Кант, по его мнению, «безукоризненно» определил «формальную сущность нравственности» как «самозаконного действия чистой воли», однако впал в «односторонний субъективизм», образующий «общую границу всех его воззрений» (там же, с. 108). Субъективизм не позволяет удовлетворительным образом связать блаженство и добро. Тем самым нравственный миропорядок лишается действительности. «Морально-химический» анализ нравственного закона не в состоянии вывести из области субъективных представлений. Поэтому вопреки своему критицизму, стремясь обосновать реальную возможность высшего блага, Кант отыскал и Бога, и бессмертие, признав их предметами моральной веры практического разума. Но вера не может быть рациональным научным «выводом»! А разум не может опереть Бога на совесть, оправдывая совесть Богом. Если категорический императив стоит сам по себе, то зачем ему Бог? А если Бог все же не нужен, то нравственный императив не стоит сам по себе, а бытие Бога удостоверяется независимо от него. Здесь-то Соловьев и высказывает суть всех расхождений: во-первых, бытие Бога, бессмертие и даже телесное воскресение — «это прямое содержание нравственного опыта, — то, что в нем действительно дано» (там же, с. 113); мистический опыт и здесь, как и в теории познания, противополагается философской рефлексии; во-вторых, — и это еще важнее, — для понимания нравственности и нравственной жизни мало быть человеком! Мораль — стыд, жалость, благоговение — это обнаружение в человеке нечеловеческого начала, проявление в нем более высокой реальности и силы, входящей в него извне, как «благодать», как требование быть не только человеком. Человеческое добро — несовершенное, слишком человеческое. Христос — явление в опыте совершенного, существующего «от века», вечного и нетленного бытия. Неосуществимый идеал — не идеал. Христос — осуществленный идеал, более реальный, чем любой человек.

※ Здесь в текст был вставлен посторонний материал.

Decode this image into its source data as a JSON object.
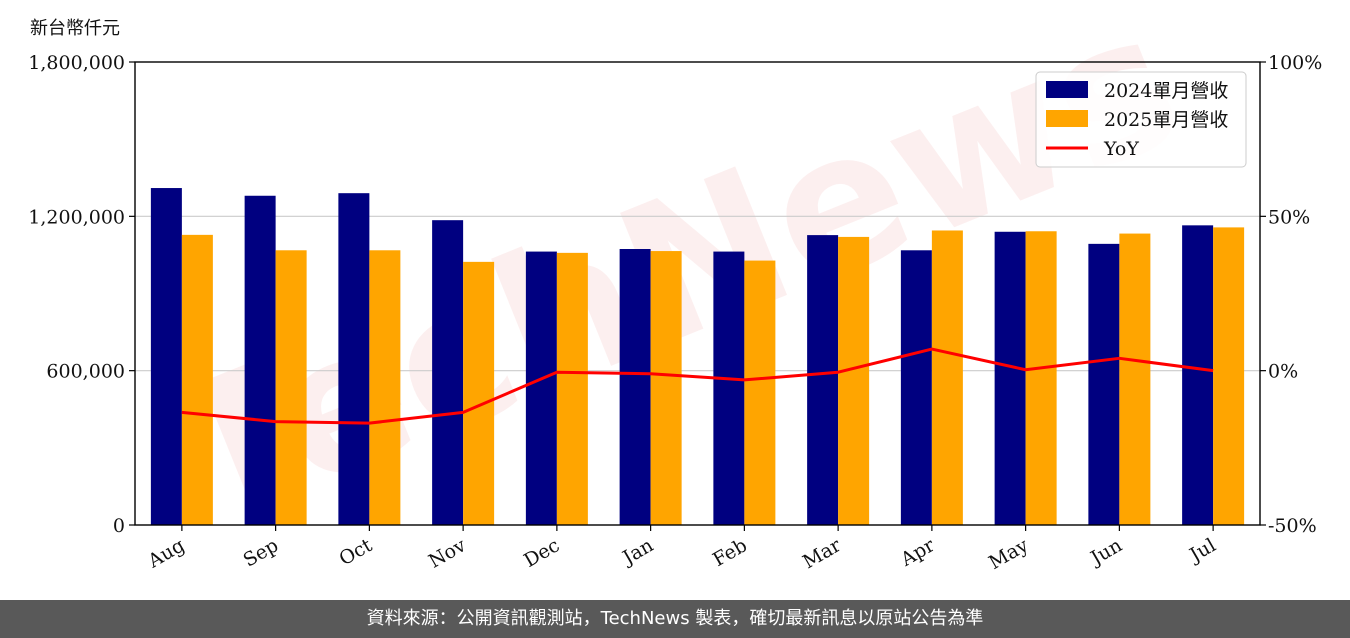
{
  "unit_label": "新台幣仟元",
  "footer_text": "資料來源：公開資訊觀測站，TechNews 製表，確切最新訊息以原站公告為準",
  "watermark_text": "TechNews",
  "colors": {
    "series_2024": "#000080",
    "series_2025": "#ffa500",
    "yoy": "#ff0000",
    "grid": "#cccccc",
    "footer_bg": "#595959"
  },
  "chart_data": {
    "type": "bar",
    "categories": [
      "Aug",
      "Sep",
      "Oct",
      "Nov",
      "Dec",
      "Jan",
      "Feb",
      "Mar",
      "Apr",
      "May",
      "Jun",
      "Jul"
    ],
    "series": [
      {
        "name": "2024單月營收",
        "values": [
          1310000,
          1280000,
          1290000,
          1185000,
          1063000,
          1073000,
          1063000,
          1127000,
          1068000,
          1140000,
          1093000,
          1165000
        ]
      },
      {
        "name": "2025單月營收",
        "values": [
          1128000,
          1068000,
          1068000,
          1023000,
          1058000,
          1065000,
          1028000,
          1120000,
          1145000,
          1142000,
          1133000,
          1157000
        ]
      }
    ],
    "line_series": {
      "name": "YoY",
      "axis": "right",
      "values": [
        -13.5,
        -16.5,
        -17,
        -13.5,
        -0.5,
        -1,
        -3,
        -0.5,
        7,
        0.3,
        4,
        0
      ]
    },
    "ylim": [
      0,
      1800000
    ],
    "yticks": [
      0,
      600000,
      1200000,
      1800000
    ],
    "ytick_labels": [
      "0",
      "600,000",
      "1,200,000",
      "1,800,000"
    ],
    "y2lim": [
      -50,
      100
    ],
    "y2ticks": [
      -50,
      0,
      50,
      100
    ],
    "y2tick_labels": [
      "-50%",
      "0%",
      "50%",
      "100%"
    ],
    "grid": true,
    "legend_position": "top-right"
  }
}
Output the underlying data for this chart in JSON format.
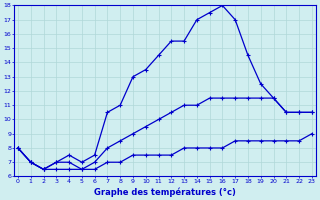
{
  "xlabel": "Graphe des températures (°c)",
  "hours": [
    0,
    1,
    2,
    3,
    4,
    5,
    6,
    7,
    8,
    9,
    10,
    11,
    12,
    13,
    14,
    15,
    16,
    17,
    18,
    19,
    20,
    21,
    22,
    23
  ],
  "temp_max": [
    8,
    7,
    6.5,
    7,
    7.5,
    7,
    7.5,
    10.5,
    11,
    13,
    13.5,
    14.5,
    15.5,
    15.5,
    17,
    17.5,
    18,
    17,
    14.5,
    12.5,
    11.5,
    10.5,
    10.5,
    10.5
  ],
  "temp_mean": [
    8,
    7,
    6.5,
    7,
    7,
    6.5,
    7,
    8,
    8.5,
    9,
    9.5,
    10,
    10.5,
    11,
    11,
    11.5,
    11.5,
    11.5,
    11.5,
    11.5,
    11.5,
    10.5,
    10.5,
    10.5
  ],
  "temp_min": [
    8,
    7,
    6.5,
    6.5,
    6.5,
    6.5,
    6.5,
    7,
    7,
    7.5,
    7.5,
    7.5,
    7.5,
    8,
    8,
    8,
    8,
    8.5,
    8.5,
    8.5,
    8.5,
    8.5,
    8.5,
    9
  ],
  "line_color": "#0000cc",
  "bg_color": "#d0eef0",
  "grid_color": "#b0d8d8",
  "ylim": [
    6,
    18
  ],
  "yticks": [
    6,
    7,
    8,
    9,
    10,
    11,
    12,
    13,
    14,
    15,
    16,
    17,
    18
  ],
  "xticks": [
    0,
    1,
    2,
    3,
    4,
    5,
    6,
    7,
    8,
    9,
    10,
    11,
    12,
    13,
    14,
    15,
    16,
    17,
    18,
    19,
    20,
    21,
    22,
    23
  ]
}
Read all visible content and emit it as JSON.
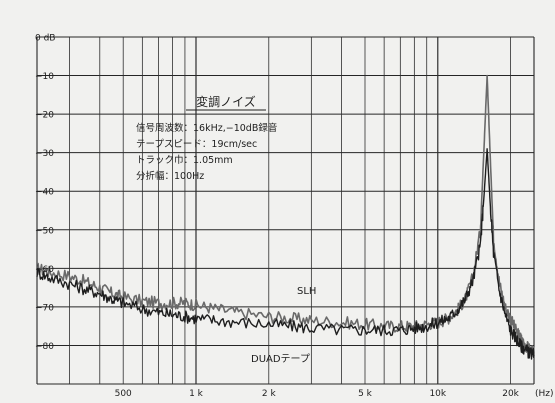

Для Канта мораль — это свобода человека. Выше морали ничего нет, так как нет цели, ради которой надо было бы быть нравственным (читай — свободным, разумным). Если бы такая цель была, человек был бы подчинен чему-то иному, внешнему, т. е. не свободен. Этот путь и избирает Соловьев, поэтому человек — «цель в себе», по Канту, — становится у него «целью Бога», «радостью Божией»; религия ставится выше морали; свободное уважение заменяется благоговейным поклонением; человеческое подчиняется сверхчеловеческому, внутренняя свобода — приходящей извне благодати, светлый ум — мистическому чувству. В чистом виде религиозное состояние «сводится окончательно к радостному ощущению, что есть существо бесконечно лучшее, чем я сам, и что моя жизнь и судьба, как и все существующее, зависят именно от него...» (1895, № 30, с. 655).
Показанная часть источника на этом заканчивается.